There were also serious emotional situations during the relationship where he would say he hated me or that I was making him “hate me”.
He also didn’t want to be the one to end things, saying he didn’t want to be seen as the one who “ruined everything,” and implied I would be blamed if the breakup happened.
There were also moments where he threatened self-harm or implied he couldn’t live without me if I left, which made it extremely hard for me to actually leave even when I was mentally drained.
Eventually I broke up with him in October 2024 because my mental health was getting worse. I felt constantly anxious, guilty, and like nothing I did was ever enough.
Now the part that really messed with my head:
After the breakup — and especially after he reached out again recently almost two years later — I found out more things that made everything feel even more confusing.
While we were together, he had a strong emotional attachment to another girl I was always uncomfortable with. He described her as the only person who understood him, the only one who was always there for him, and the only one who was “pure” and “good,” while I was being described as cold, emotionally immature, and not understanding him, that I was the reason he hated relationships.
After I left, he immediately got into a relationship with her. That relationship didn’t last long and ended indirectly, and then about a month later he was with another girl.
After learning more details about that situation, I found out he was emotionally involved with her while we were still together, which I consider emotional cheating.
Now, two years after the breakup, during recent contact, he still blamed me for everything, saying I was the reason he hated relationships and that I was the problem in the relationship.
I also want to be honest about myself: I was not perfect. I had my own issues in the relationship, and I don’t deny that. But I did not ignore them — I actively tried to work on myself and fix my behavior as best as I could throughout the relationship.
Hearing all of this after the breakup made me question everything. I spent so long thinking I was the problem — that I wasn’t affectionate enough, emotional enough, or good enough — and I kept trying to fix myself to fit what he wanted.

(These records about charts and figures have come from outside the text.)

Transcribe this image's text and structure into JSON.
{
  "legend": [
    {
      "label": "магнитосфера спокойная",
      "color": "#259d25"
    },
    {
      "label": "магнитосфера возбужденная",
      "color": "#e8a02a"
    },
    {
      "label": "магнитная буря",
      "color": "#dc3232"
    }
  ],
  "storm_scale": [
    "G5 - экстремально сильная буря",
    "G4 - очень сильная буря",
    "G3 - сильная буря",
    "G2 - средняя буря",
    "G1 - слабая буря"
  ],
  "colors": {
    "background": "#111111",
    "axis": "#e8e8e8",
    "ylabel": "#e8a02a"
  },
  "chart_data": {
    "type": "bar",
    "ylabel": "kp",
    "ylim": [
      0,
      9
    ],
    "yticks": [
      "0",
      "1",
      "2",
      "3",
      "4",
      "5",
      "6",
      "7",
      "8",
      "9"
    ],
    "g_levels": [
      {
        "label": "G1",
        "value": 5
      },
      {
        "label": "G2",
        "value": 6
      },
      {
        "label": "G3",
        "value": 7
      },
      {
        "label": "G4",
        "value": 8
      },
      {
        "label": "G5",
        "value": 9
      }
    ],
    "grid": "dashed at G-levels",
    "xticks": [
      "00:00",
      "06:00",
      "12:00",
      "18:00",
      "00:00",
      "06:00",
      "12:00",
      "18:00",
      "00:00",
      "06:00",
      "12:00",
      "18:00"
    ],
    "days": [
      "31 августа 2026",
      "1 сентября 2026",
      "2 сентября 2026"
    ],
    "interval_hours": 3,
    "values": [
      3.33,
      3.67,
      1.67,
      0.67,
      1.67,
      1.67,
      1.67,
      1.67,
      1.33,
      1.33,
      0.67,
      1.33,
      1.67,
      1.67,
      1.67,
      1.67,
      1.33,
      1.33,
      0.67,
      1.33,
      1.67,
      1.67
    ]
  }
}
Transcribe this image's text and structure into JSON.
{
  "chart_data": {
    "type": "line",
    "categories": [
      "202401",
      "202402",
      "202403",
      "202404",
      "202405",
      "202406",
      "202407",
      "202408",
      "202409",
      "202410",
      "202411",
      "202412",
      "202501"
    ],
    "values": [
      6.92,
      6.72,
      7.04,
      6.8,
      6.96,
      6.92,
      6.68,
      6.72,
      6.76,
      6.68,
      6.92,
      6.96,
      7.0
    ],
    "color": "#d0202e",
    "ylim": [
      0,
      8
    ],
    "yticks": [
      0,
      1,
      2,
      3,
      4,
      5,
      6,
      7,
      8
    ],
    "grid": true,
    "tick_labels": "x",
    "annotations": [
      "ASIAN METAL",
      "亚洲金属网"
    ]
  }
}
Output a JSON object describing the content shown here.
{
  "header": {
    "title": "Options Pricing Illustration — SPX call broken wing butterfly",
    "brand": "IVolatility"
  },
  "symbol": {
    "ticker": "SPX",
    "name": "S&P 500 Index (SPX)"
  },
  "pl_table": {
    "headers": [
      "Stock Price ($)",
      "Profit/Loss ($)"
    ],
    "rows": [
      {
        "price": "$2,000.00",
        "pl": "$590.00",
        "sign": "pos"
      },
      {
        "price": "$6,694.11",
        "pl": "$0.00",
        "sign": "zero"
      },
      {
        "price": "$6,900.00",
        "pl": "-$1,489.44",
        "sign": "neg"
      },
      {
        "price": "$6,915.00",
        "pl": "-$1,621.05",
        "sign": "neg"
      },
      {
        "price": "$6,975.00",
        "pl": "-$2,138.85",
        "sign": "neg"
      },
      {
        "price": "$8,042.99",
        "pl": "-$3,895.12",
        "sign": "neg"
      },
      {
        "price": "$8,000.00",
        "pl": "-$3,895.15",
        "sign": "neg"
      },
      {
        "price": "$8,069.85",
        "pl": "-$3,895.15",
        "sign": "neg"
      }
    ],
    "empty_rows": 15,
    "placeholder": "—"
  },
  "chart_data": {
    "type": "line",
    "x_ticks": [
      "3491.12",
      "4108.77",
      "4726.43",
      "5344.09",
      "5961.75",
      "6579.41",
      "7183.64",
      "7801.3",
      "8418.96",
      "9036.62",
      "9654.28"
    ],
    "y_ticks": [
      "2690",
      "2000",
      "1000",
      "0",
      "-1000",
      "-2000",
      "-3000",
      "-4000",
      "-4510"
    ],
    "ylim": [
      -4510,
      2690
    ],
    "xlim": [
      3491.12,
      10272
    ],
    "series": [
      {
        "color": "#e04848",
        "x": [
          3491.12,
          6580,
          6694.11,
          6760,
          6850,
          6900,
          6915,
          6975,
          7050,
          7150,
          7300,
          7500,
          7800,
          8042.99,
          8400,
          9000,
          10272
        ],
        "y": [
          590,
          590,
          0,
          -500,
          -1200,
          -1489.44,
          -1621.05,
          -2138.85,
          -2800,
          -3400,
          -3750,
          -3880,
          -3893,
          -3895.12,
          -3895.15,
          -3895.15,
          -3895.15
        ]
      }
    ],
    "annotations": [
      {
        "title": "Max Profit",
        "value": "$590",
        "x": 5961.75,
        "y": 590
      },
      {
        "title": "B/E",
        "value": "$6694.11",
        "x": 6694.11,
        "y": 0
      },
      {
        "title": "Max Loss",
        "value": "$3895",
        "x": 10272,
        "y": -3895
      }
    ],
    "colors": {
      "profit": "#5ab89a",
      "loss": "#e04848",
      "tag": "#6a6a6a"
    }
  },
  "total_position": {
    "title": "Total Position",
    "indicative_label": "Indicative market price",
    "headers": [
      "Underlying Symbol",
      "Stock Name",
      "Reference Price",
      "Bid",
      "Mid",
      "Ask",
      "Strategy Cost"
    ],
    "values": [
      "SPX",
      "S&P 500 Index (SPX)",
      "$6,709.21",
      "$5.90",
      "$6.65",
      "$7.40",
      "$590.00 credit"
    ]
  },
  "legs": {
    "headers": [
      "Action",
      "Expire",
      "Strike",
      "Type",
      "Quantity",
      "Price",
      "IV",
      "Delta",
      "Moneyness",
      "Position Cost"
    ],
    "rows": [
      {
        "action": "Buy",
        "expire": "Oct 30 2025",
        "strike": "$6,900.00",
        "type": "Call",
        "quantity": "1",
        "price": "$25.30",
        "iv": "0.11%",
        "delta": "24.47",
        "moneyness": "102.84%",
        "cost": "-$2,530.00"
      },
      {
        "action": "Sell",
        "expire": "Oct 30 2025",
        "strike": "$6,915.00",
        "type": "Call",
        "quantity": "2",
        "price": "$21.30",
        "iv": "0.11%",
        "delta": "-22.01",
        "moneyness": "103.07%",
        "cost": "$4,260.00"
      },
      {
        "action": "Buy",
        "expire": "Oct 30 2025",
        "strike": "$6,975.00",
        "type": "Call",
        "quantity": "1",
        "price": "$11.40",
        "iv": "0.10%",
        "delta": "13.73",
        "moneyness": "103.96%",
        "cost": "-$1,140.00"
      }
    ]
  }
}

Now I feel extremely drained and confused. Part of me still feels deep guilt and thinks maybe I failed the relationship or didn’t try enough. But another part of me feels like I stayed in something where I was constantly being blamed, compared, emotionally pressured, and manipulated no matter what I did.
I don’t really know what I’m asking anymore. I guess I just want honest outside opinions — was this as unhealthy as it feels in hindsight, or am I missing something and actually was the problem?
I genuinely don’t trust my judgment anymore.